The argument here is not about whether the governmental structure of the United States has a representative who performs certain governmental functions, because clearly it does. The argument is about whether the United States subscribes to the idea that its conceptual nationhood is embodied in an individual who is due special deference by “ordinary” citizens because of his or her status.

It’s not about whether the president is the guy appointed to shake hands with queens and presidents from around the world but whether the president carries with him or her an aura of “nationhood” and any failure to offer due deference to that individual is rightfully perceived as a failure to show respect for the nation and its people as a whole.

In my mind the very idea of an individual who is due special deference on account of his or her being considered the human avatar of the United States is offensive to the principles of democracy.

Look at the recent show throwing incident. To me, it was an instance of an individual showing disrespect for an individual, who very well might have deserved it. It was not an instance of an individual showing disrespect for the conceptual nationhood of the United States.

Not to play the definition game with you but where are you getting this from? The definition I’m looking at here says “the chief public representative of a country who may also be the head of government” which is a pretty good definition of what the president is and how they are thought of both here in the US and abroad.

-XT

I was going to ask the same question. It seems we’re playing the Humpty Dumpty game here. http://www.sundials.org/about/humpty.htm If you mean something new by the term, wouldn’t it be better to pick a term that doesn’t have an established meaning instead of redefining as we go along?

The definition I’m working with is the one given by another poster in the Obama thread. I chose it as the “essential” one because any definition having to do with exercising particular governmental functions, including “chief representative of the government” can conceivably be done by someone who isn’t the head of state. In other words, they’re inessential definitions.

I don’t see how describing a president as “Head of State” does this. It’s not like he can casually start beheading people or declare his birthday a national holiday. What “special deference” are you assuming comes with the HoS title?

While the definition they used wasn’t wrong, because a head of state CAN embody the spirit of an entire country, but it is not NECESSARY that they do so. All they need to do is be the person uniquely charged with representing the country (and, in some cases, the government as well, in which case they’d also be chief of government).
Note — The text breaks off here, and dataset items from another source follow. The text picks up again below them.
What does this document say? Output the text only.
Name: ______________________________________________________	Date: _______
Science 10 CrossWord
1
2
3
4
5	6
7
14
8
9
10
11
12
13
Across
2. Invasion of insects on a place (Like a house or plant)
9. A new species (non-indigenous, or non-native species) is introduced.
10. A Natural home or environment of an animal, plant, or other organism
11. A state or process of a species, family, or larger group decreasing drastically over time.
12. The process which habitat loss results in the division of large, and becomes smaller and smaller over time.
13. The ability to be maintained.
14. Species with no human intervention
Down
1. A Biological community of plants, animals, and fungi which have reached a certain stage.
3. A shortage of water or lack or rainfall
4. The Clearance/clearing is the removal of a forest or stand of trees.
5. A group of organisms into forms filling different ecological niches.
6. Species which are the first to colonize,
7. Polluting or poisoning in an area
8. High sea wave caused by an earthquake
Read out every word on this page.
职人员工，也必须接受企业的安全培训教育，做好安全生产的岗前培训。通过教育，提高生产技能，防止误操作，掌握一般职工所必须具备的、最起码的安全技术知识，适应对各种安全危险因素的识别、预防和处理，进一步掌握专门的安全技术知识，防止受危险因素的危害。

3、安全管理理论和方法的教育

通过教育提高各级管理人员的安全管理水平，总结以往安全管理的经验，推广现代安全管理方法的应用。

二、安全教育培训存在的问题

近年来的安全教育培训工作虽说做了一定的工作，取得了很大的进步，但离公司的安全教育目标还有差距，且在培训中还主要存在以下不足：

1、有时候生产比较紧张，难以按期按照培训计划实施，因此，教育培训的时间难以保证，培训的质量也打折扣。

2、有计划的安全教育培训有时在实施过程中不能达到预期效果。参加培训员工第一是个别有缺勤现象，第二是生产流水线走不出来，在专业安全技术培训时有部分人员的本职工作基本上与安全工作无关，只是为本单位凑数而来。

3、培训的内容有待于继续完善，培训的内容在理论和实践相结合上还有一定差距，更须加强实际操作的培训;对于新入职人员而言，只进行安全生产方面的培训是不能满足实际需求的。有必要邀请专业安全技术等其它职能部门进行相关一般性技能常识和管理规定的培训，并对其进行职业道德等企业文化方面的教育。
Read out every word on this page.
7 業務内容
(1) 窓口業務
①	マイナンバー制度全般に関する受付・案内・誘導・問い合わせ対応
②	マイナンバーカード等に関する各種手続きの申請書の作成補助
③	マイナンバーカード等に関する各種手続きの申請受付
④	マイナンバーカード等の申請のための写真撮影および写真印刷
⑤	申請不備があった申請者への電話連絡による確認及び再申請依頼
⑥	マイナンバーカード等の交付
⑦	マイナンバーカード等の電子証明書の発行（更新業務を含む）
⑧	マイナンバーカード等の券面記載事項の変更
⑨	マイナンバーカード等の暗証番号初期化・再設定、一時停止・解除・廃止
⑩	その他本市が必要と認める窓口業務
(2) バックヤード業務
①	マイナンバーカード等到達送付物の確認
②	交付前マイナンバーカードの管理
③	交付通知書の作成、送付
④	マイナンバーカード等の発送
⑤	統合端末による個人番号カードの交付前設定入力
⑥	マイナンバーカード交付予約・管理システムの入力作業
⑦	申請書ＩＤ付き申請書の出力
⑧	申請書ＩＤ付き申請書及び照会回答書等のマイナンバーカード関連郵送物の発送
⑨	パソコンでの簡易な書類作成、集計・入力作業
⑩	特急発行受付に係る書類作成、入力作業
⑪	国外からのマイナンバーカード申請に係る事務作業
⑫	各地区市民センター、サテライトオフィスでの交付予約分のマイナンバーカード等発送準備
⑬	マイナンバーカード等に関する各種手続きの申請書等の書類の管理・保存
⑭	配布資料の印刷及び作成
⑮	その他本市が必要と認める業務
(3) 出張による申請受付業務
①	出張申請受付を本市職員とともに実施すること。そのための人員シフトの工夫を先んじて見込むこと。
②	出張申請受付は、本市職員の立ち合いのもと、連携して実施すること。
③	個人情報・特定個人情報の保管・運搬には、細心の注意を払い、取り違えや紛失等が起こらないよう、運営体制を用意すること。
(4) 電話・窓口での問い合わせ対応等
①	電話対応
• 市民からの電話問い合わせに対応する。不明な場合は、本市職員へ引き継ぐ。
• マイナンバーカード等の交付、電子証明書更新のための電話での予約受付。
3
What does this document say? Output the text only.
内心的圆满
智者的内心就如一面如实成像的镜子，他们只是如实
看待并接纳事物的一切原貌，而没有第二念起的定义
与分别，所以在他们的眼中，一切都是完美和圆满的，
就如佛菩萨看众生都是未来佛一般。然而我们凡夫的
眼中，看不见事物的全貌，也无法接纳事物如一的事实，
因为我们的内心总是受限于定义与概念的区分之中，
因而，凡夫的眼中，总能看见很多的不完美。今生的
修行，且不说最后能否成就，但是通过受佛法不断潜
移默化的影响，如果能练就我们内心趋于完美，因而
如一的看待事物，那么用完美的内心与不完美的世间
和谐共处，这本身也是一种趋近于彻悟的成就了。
On edit: in a few cases, a head of state may have status in society that renders them immune to criticism – like the King of Thailand is a revered figure who is above all politics, to cite one contemporary example – but that is NOT the sine qua non of a head of state.

The chief of state may also be the chief of government (eg, POTUS) or may not be (eg, ERII). The logic you’re using to determine an inessential definition is based on a faulty premise.

This particular line of argument began with the “Barack the Magic Negro” thread and the linking of Peter Yarrow’s response. I said:

Obama was a citizen, then a state officeholder, then a U.S. senator, then a candidate for president, and now is president-elect, and soon will be president. None of those acquisitions of office constituted a change in “status” such that an insult to Obama alone as an individual or to the “presidency” as a public office constitutes an insult to those who voted for him and those who did not. No political office in the United States confers on an individual such a status.

I’m not sure what you’re saying here. Perhaps you could expand.

My logic is that any function or duty or power that might be used to define “head of state” is inessential to the definition of head of state because such functions or duties may be given to someone who is not head of state. The sole factor (that I have teased) that makes a “head of state” different from any other office is the part I label as “essential.”